JB: “You have measured how much fossil fuel there is left in the world and arrived at numbers that are much lower than the IPCC’s. What conclusions should one draw from that?” “We have measured how big the tap is, i.e. how much one can produce from those reserves that exist in the world”, says Kjell Aleklett. “The IPCC has taken an overly optimistic view of the world’s fossil fuel reserves in its future scenarios. Emissions in future will not be as great as the IPCC has so far calculated. [Comment from Kjell: The production volumes per year that that IPCC used in some of its future scenarios are not realistic. They have assumed far to large a tap. They have also forgotten to take into account that large reserves are required to produce large volumes of fuel in 2100.]
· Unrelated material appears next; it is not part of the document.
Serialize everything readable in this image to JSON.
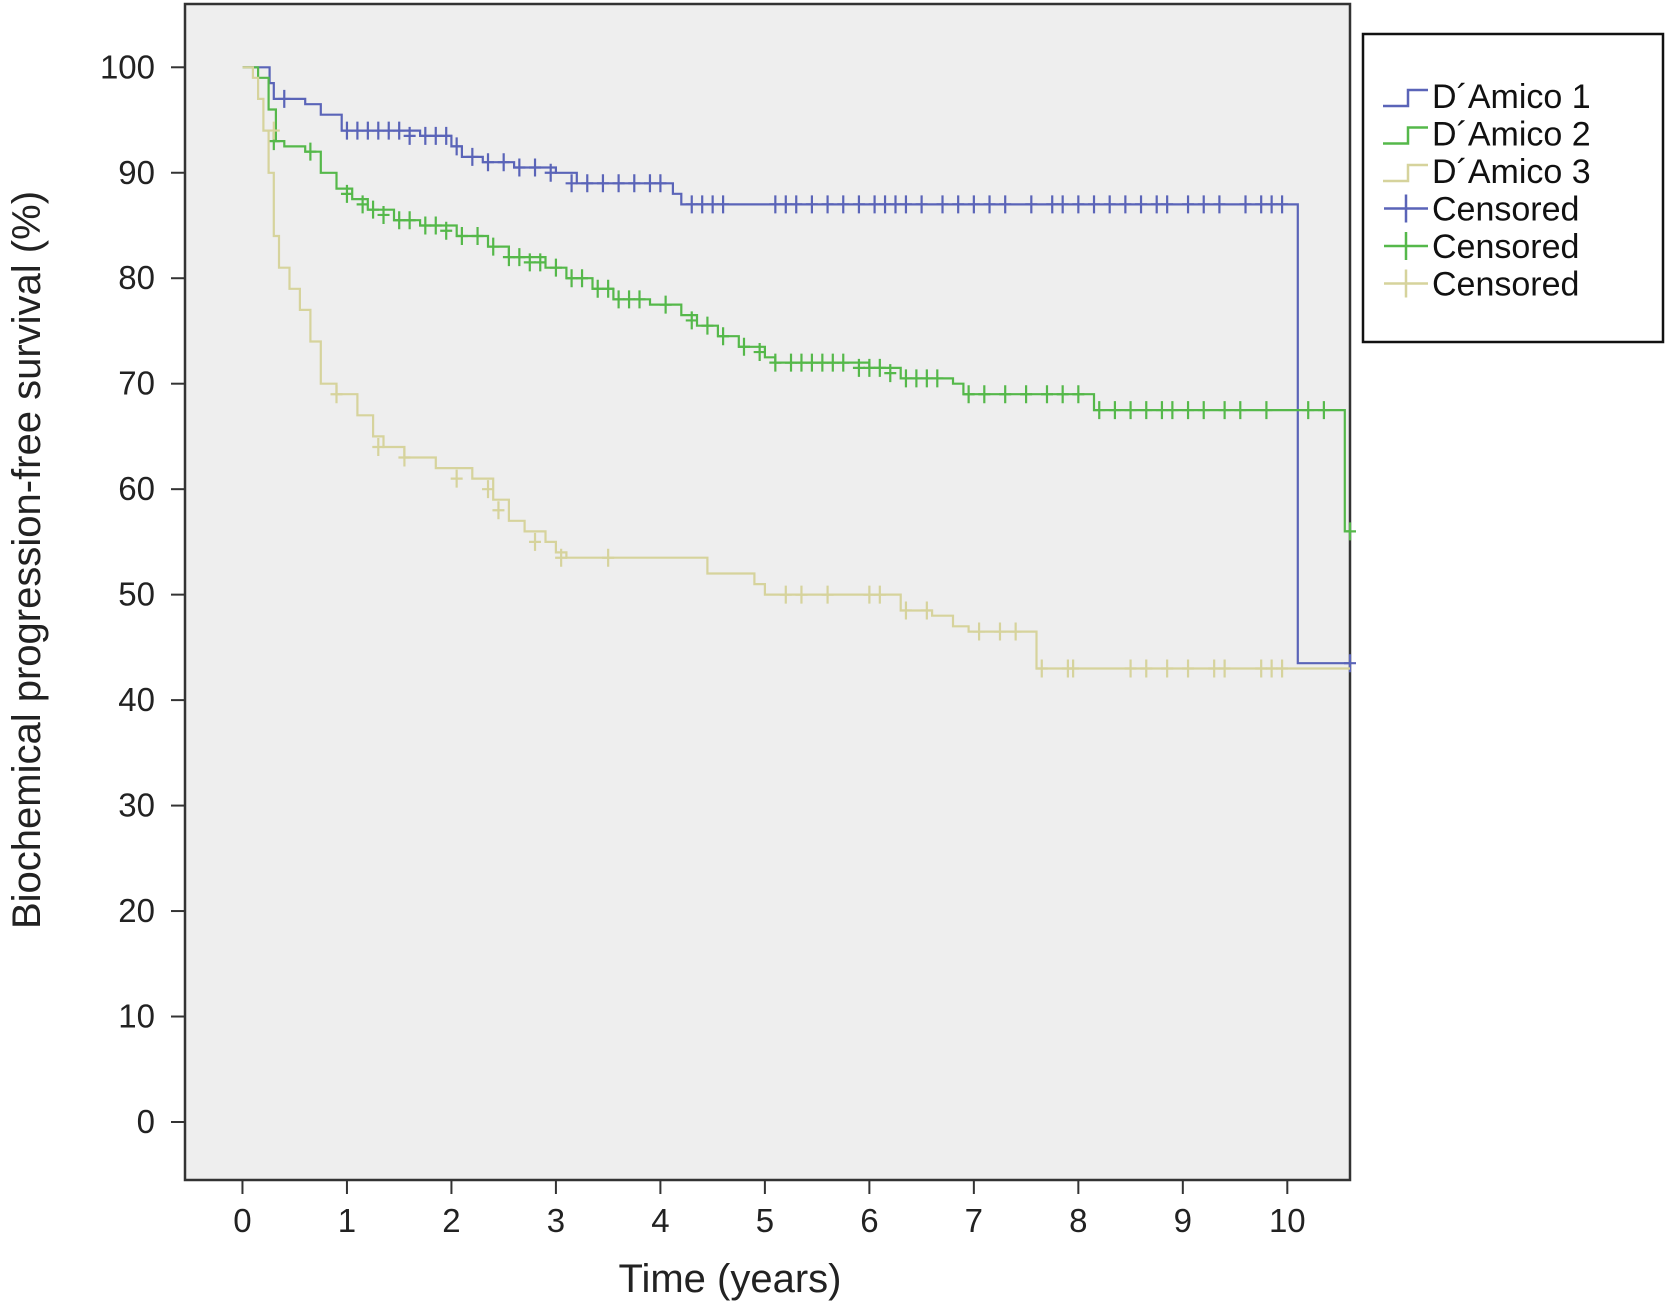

JB: “But of course there are other estimates that state that the Earth’s coal will last for hundreds of years.” – “People have not looked thoroughly at the scientific and geological data. Instead they have made economic calculations”, asserts Mikael Höök. “We have looked at the extractability of the coal that is influenced by the investment economy and regulations. For example, in the USA large coal reserves lie in national parks. The coal exists geologically but cannot be mined without tearing up a mass of environmental legislation.”

Aleklett and Höök point out that their calculations of the world’s remaining reserves of fossil fuel mean that we must act very rapidly to convert to other sources of energy. And they do not reject any of the IPCC’s conclusions that the global warming that we now see is caused by human greenhouse gas emissions. They only assert that there is not enough fossil fuel left on Earth to attain the worst temperature increases that the IPCC predicts.

———

It is now more than two months since we published out article (read the peer-reviewed paper) that showed that the IPCC’s emissions scenarios of 2000 (the same scenarios that are used by the world’s climate researchers to calculate future temperature increases) cannot be realized. We have also reported on this internationally at the Energy Bulletin. What amazes me most is that not one single journalist around the world thinks that this is interesting. I don’t think they realize the magnitude of our research result. Maybe this segment on The Globe will open some people’s eyes. If not, one must place a large question mark over the world’s journalists. (email: kjell.aleklett@fysast.uu.se, mobile phone: +46 70 425 0604).

Kjell Aleklett

Kjell Aleklett is Professor of Physics at Uppsala University in Sweden where he leads the Uppsala Global Energy Systems Group (UGES). He holds a doctorate in nuclear physics from the University of Gothenburg, Sweden, and worked as a postdoctoral fellow and staff scientist from 1977 to 1985 at the Natural Science Laboratory at Studsvik, Sweden.

Together with Colin Campbell he organised the First International Workshop on Oil Depletion in May 2002 at Uppsala University. It was in connection with this workshop that ASPO, the Association for the Study of Peak Oil & Gas, was established. Since 2003 he has been president of ASPO International.